NSA whistleblower Edward Snowden made a surprise appearance at this week’s TED technology conference, accusing the US intelligence service of ‘setting fire to the internet’ and prioritising surveillance over security.



The former NSA contractor singled out Keith Alexander and Michael Hayden during a Q and A session via live video link from Moscow, where he is currently exiled after the US revoked his passport.
Snowden accused US agencies of prioritising offensive cyber operations over defence and exploiting security vulnerabilities in IT products in some cases urging companies to install their own.
The NSA, he said, is “setting fire to the future of the internet”.
The obsession with collecting as much data as possible over more traditional targeted techniques has had disastrous consequences, he argued.
“We’ve had intelligence failures because we are monitoring everyone’s communications, not just suspects”.
He said the failure of US law enforcement to anticipate the Boston Marathon bombing last April was a case in point.
More PRISM secrets to be revealed?
The Technology Entertainment and Design (TED) conference brings together speakers from around the world to share their ideas on how to improve and better understand the world.
Snowden appeared on huge screens before an audience of hundreds at the South By Southwest arts festival in Austin, Texas. Organisers said his connection was secured through seven proxy servers.

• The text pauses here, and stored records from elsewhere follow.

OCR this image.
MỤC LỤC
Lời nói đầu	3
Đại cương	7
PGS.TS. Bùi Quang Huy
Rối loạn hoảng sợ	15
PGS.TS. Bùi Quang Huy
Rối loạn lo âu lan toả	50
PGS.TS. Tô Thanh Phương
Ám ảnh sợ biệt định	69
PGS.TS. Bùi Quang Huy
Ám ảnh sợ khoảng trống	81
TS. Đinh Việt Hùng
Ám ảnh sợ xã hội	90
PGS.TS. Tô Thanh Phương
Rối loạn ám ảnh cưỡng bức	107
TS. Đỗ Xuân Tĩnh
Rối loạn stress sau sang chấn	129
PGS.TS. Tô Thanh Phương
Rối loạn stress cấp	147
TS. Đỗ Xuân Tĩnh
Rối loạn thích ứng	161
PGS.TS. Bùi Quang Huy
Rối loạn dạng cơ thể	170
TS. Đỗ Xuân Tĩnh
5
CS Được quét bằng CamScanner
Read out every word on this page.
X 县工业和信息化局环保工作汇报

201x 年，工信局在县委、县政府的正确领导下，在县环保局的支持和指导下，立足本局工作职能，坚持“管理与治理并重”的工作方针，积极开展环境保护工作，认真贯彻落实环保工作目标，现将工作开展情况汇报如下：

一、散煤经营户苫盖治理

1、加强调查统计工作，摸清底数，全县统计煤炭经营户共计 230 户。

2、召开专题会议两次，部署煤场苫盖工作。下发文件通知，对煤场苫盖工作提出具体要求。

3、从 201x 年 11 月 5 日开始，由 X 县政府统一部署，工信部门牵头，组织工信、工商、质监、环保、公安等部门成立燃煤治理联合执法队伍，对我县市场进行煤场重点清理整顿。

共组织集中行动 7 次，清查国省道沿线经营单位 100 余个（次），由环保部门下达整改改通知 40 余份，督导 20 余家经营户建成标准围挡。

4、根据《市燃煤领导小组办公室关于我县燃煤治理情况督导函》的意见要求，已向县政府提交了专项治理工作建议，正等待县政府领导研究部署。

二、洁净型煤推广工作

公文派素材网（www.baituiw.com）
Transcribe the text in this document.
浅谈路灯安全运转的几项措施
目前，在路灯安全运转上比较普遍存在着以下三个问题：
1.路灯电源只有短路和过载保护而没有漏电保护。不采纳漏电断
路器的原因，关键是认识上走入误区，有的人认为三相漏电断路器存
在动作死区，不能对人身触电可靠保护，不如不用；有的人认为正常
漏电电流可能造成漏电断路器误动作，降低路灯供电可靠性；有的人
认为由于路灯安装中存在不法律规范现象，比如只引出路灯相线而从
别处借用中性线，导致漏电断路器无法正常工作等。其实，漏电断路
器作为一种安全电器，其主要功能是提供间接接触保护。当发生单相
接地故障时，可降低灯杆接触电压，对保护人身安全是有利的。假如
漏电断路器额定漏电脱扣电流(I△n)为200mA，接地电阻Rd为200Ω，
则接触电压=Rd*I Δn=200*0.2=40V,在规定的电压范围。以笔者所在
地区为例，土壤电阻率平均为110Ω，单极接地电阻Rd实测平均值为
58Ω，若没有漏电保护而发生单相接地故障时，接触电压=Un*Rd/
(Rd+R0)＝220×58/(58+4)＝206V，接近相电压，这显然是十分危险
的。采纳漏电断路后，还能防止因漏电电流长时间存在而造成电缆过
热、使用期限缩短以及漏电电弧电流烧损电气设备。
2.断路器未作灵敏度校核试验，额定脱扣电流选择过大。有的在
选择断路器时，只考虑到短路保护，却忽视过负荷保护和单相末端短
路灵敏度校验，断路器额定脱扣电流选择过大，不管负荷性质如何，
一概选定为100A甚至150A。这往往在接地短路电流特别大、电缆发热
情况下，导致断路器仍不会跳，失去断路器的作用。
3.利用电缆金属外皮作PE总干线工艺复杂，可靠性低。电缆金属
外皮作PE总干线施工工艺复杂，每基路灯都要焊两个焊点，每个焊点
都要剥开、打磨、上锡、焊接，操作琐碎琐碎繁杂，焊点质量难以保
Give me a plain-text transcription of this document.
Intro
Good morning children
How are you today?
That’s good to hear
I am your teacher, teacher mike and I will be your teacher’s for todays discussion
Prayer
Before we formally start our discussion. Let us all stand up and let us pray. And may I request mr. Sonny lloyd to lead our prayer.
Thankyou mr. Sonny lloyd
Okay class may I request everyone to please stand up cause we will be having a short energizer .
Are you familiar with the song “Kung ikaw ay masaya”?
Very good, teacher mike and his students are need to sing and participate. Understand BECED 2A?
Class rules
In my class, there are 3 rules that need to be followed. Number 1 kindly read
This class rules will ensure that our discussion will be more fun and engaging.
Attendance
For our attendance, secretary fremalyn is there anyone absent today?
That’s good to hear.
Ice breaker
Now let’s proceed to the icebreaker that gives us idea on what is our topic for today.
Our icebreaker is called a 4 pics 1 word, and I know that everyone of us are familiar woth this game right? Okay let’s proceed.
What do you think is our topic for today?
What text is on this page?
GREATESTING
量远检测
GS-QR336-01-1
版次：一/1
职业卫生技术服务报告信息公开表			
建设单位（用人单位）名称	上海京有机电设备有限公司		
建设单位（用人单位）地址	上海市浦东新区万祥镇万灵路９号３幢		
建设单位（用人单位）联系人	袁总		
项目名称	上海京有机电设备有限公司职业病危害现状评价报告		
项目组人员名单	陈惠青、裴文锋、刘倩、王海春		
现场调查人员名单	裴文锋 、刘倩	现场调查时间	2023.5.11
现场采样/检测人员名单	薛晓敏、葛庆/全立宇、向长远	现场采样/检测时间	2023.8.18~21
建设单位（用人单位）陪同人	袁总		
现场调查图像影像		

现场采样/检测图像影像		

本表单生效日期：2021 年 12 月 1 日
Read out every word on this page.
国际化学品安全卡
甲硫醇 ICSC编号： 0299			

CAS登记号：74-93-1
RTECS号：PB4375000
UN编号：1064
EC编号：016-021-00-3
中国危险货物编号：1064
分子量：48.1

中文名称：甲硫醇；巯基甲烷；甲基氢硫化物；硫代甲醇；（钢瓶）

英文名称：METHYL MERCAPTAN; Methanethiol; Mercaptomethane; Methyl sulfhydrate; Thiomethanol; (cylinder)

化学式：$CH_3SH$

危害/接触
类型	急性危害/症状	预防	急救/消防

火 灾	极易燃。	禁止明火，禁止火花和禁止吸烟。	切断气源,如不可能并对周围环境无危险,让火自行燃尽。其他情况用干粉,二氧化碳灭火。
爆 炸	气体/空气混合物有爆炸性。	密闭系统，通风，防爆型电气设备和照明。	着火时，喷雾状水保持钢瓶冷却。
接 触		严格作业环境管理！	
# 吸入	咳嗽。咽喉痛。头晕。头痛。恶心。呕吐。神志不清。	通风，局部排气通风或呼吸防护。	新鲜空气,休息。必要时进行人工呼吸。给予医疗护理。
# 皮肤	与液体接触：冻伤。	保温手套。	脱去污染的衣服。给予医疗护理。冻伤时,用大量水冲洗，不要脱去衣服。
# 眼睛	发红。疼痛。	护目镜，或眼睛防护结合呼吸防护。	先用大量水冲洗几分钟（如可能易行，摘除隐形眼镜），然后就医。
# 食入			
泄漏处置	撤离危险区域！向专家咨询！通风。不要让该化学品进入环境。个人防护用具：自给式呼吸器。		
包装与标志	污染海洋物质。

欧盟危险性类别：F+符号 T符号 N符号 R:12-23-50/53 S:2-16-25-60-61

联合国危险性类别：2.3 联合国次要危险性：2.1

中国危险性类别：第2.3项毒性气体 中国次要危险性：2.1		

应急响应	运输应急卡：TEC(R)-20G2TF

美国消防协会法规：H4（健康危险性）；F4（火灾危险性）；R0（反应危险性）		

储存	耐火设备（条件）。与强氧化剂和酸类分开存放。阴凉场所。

Mediators read out a message of thanks to Snowden from Tim Berners-Lee, the British inventor of the worldwide web, saying he had acted “overwhelmingly in the public interest”.
Snowden worked as a contractor for the NSA where he helped himself to numerous files, exposing hugely controversial surveillance programmes that are being operated by the US spy agency and its British counterpart GCHQ.
He is widely misreported to have taken an oath of secrecy, but did promise to uphold the US constitution. An enlarged image of the Preamble to the Constitution, beginning “We the People” appeared behind his face as a backdrop.
Snowden also hinted during his address that there were more documents to be revealed about Prism, saying “some of the most important reporting to be done is yet to come”.